In general terms, a linear first order recurrence relations \(x_t\) takes the following form

\[ x_t = a_tx_{t - 1} + d_t \]

for coefficients \(a_t\) and data \(d_t\).

So really our prefix sum is just a first-order linear recurrence relation where all \(a_t\) are set to one.

Similar to prefix sums, it’s not immediately obvious how we can parallelise calculating the terms of our recurrence relation. However, we can rewrite our equation like this

\[ \begin{align*} x_t &= a_tx_{t - 1} + d_t \\ &= a_t(a_{t-1} x_{t - 2} + d_{t - 1}) + d_t \\ &= a_ta_{t - 1}x_{t - 2} + a_{t - 1}d_{t - 1} + d_t \\ \end{align*} \]

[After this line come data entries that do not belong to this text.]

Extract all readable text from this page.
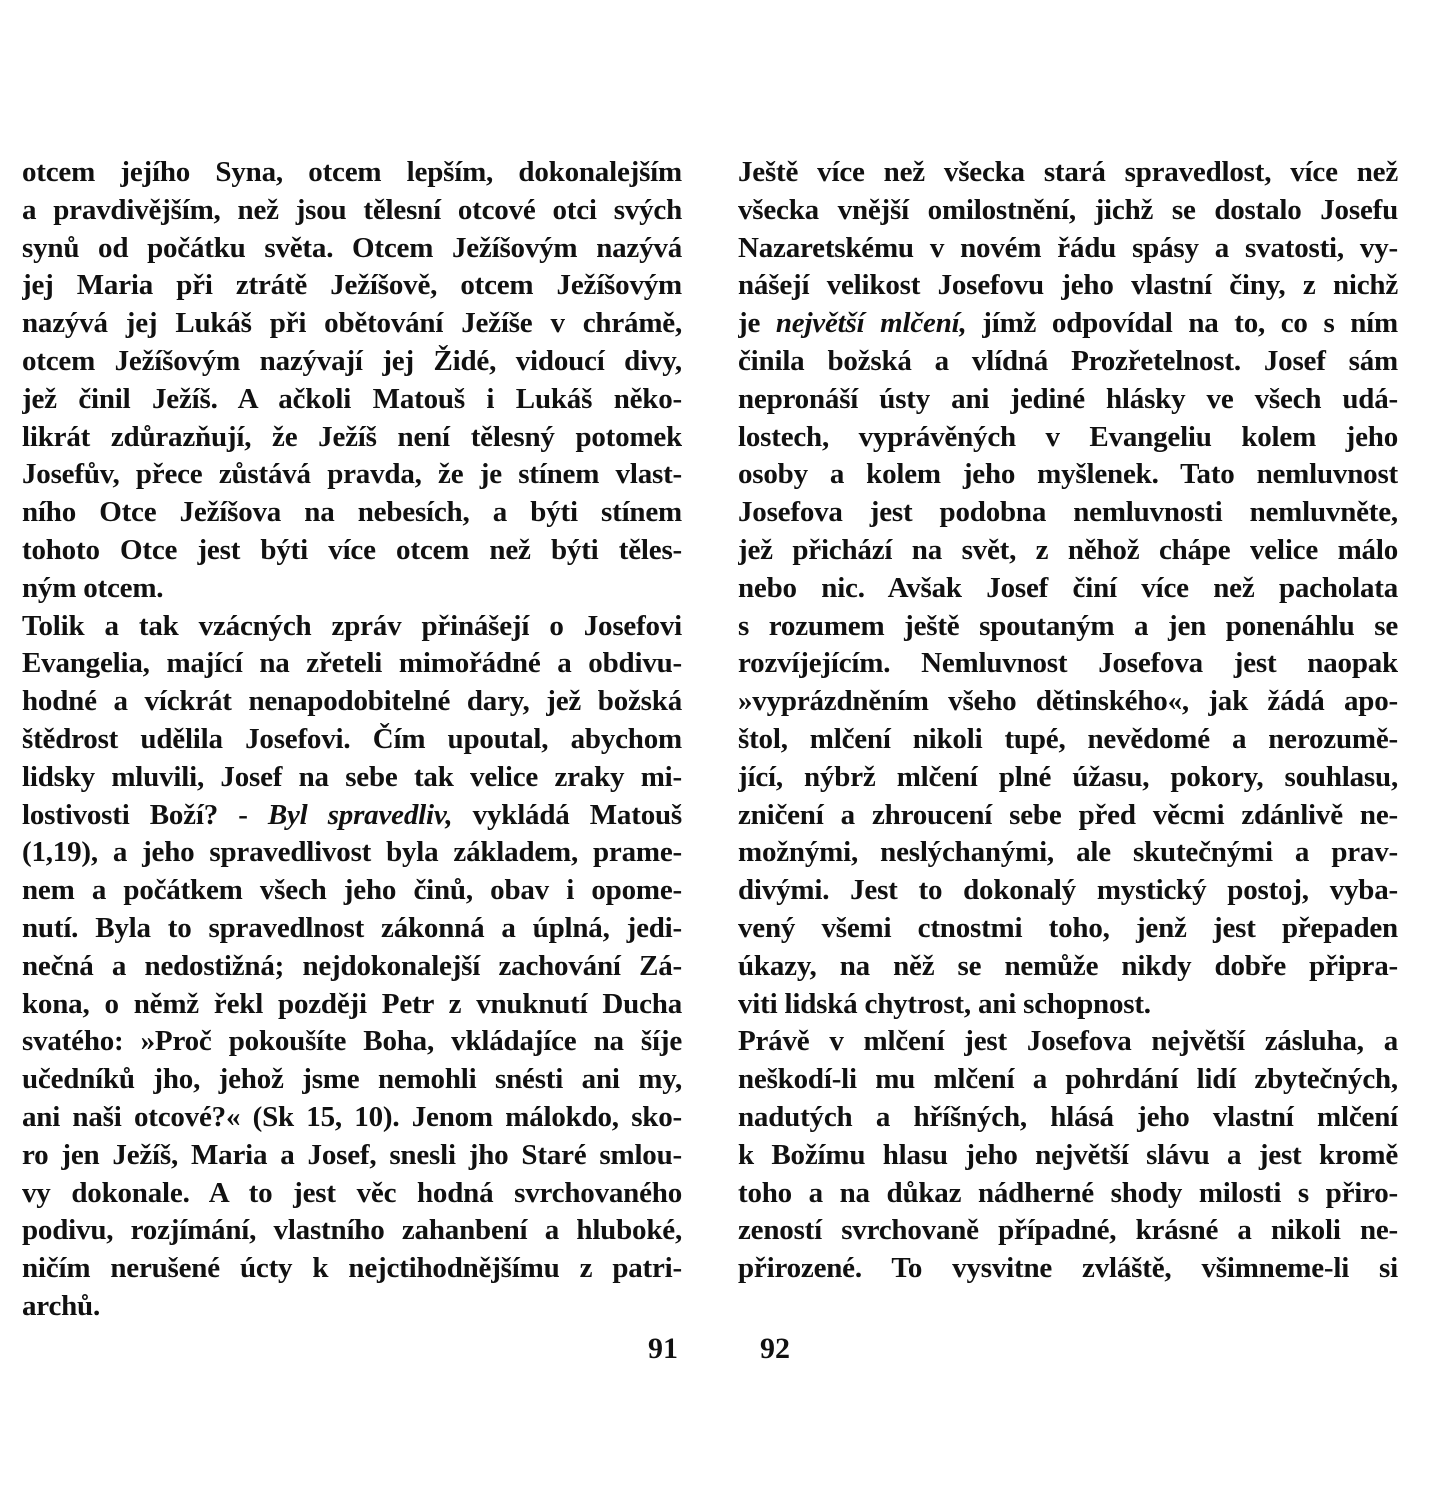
otcem jejího Syna, otcem lepším, dokonalejším
a pravdivějším, než jsou tělesní otcové otci svých
synů od počátku světa. Otcem Ježíšovým nazývá
jej Maria při ztrátě Ježíšově, otcem Ježíšovým
nazývá jej Lukáš při obětování Ježíše v chrámě,
otcem Ježíšovým nazývají jej Židé, vidoucí divy,
jež činil Ježíš. A ačkoli Matouš i Lukáš něko-
likrát zdůrazňují, že Ježíš není tělesný potomek
Josefův, přece zůstává pravda, že je stínem vlast-
ního Otce Ježíšova na nebesích, a býti stínem
tohoto Otce jest býti více otcem než býti těles-
ným otcem.
Tolik a tak vzácných zpráv přinášejí o Josefovi
Evangelia, mající na zřeteli mimořádné a obdivu-
hodné a víckrát nenapodobitelné dary, jež božská
štědrost udělila Josefovi. Čím upoutal, abychom
lidsky mluvili, Josef na sebe tak velice zraky mi-
lostivosti Boží? - Byl spravedliv, vykládá Matouš
(1,19), a jeho spravedlivost byla základem, prame-
nem a počátkem všech jeho činů, obav i opome-
nutí. Byla to spravedlnost zákonná a úplná, jedi-
nečná a nedostižná; nejdokonalejší zachování Zá-
kona, o němž řekl později Petr z vnuknutí Ducha
svatého: »Proč pokoušíte Boha, vkládajíce na šíje
učedníků jho, jehož jsme nemohli snésti ani my,
ani naši otcové?« (Sk 15, 10). Jenom málokdo, sko-
ro jen Ježíš, Maria a Josef, snesli jho Staré smlou-
vy dokonale. A to jest věc hodná svrchovaného
podivu, rozjímání, vlastního zahanbení a hluboké,
ničím nerušené úcty k nejctihodnějšímu z patri-
archů.
Ještě více než všecka stará spravedlost, více než
všecka vnější omilostnění, jichž se dostalo Josefu
Nazaretskému v novém řádu spásy a svatosti, vy-
nášejí velikost Josefovu jeho vlastní činy, z nichž
je největší mlčení, jímž odpovídal na to, co s ním
činila božská a vlídná Prozřetelnost. Josef sám
nepronáší ústy ani jediné hlásky ve všech udá-
lostech, vyprávěných v Evangeliu kolem jeho
osoby a kolem jeho myšlenek. Tato nemluvnost
Josefova jest podobna nemluvnosti nemluvněte,
jež přichází na svět, z něhož chápe velice málo
nebo nic. Avšak Josef činí více než pacholata
s rozumem ještě spoutaným a jen ponenáhlu se
rozvíjejícím. Nemluvnost Josefova jest naopak
»vyprázdněním všeho dětinského«, jak žádá apo-
štol, mlčení nikoli tupé, nevědomé a nerozumě-
jící, nýbrž mlčení plné úžasu, pokory, souhlasu,
zničení a zhroucení sebe před věcmi zdánlivě ne-
možnými, neslýchanými, ale skutečnými a prav-
divými. Jest to dokonalý mystický postoj, vyba-
vený všemi ctnostmi toho, jenž jest přepaden
úkazy, na něž se nemůže nikdy dobře připra-
viti lidská chytrost, ani schopnost.
Právě v mlčení jest Josefova největší zásluha, a
neškodí-li mu mlčení a pohrdání lidí zbytečných,
nadutých a hříšných, hlásá jeho vlastní mlčení
k Božímu hlasu jeho největší slávu a jest kromě
toho a na důkaz nádherné shody milosti s přiro-
zeností svrchovaně případné, krásné a nikoli ne-
přirozené. To vysvitne zvláště, všimneme-li si
91	92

At a first glance this does’t seem to help us since in this form \(x_t\) still depends on \(x_{t - 2}\), a previous value from the sequence. However we can notice that \(t - 2\) has the same parity as \(t\) so we can have two compute units computing different partitions of our result: one will operate on data with odd indices and one will operate on data with even indices and this generalises for the case where we have more than 2 processors.


Julia was pretty fun to use, the setup and installation was simple and it was very easy to install the MPI bindings. I definitely want to try and use it a bit more in the future.

References

[1]: Hockney, Roger W., and Chris R. Jesshope. Parallel Computers 2: architecture, programming and algorithms. CRC Press, 2019.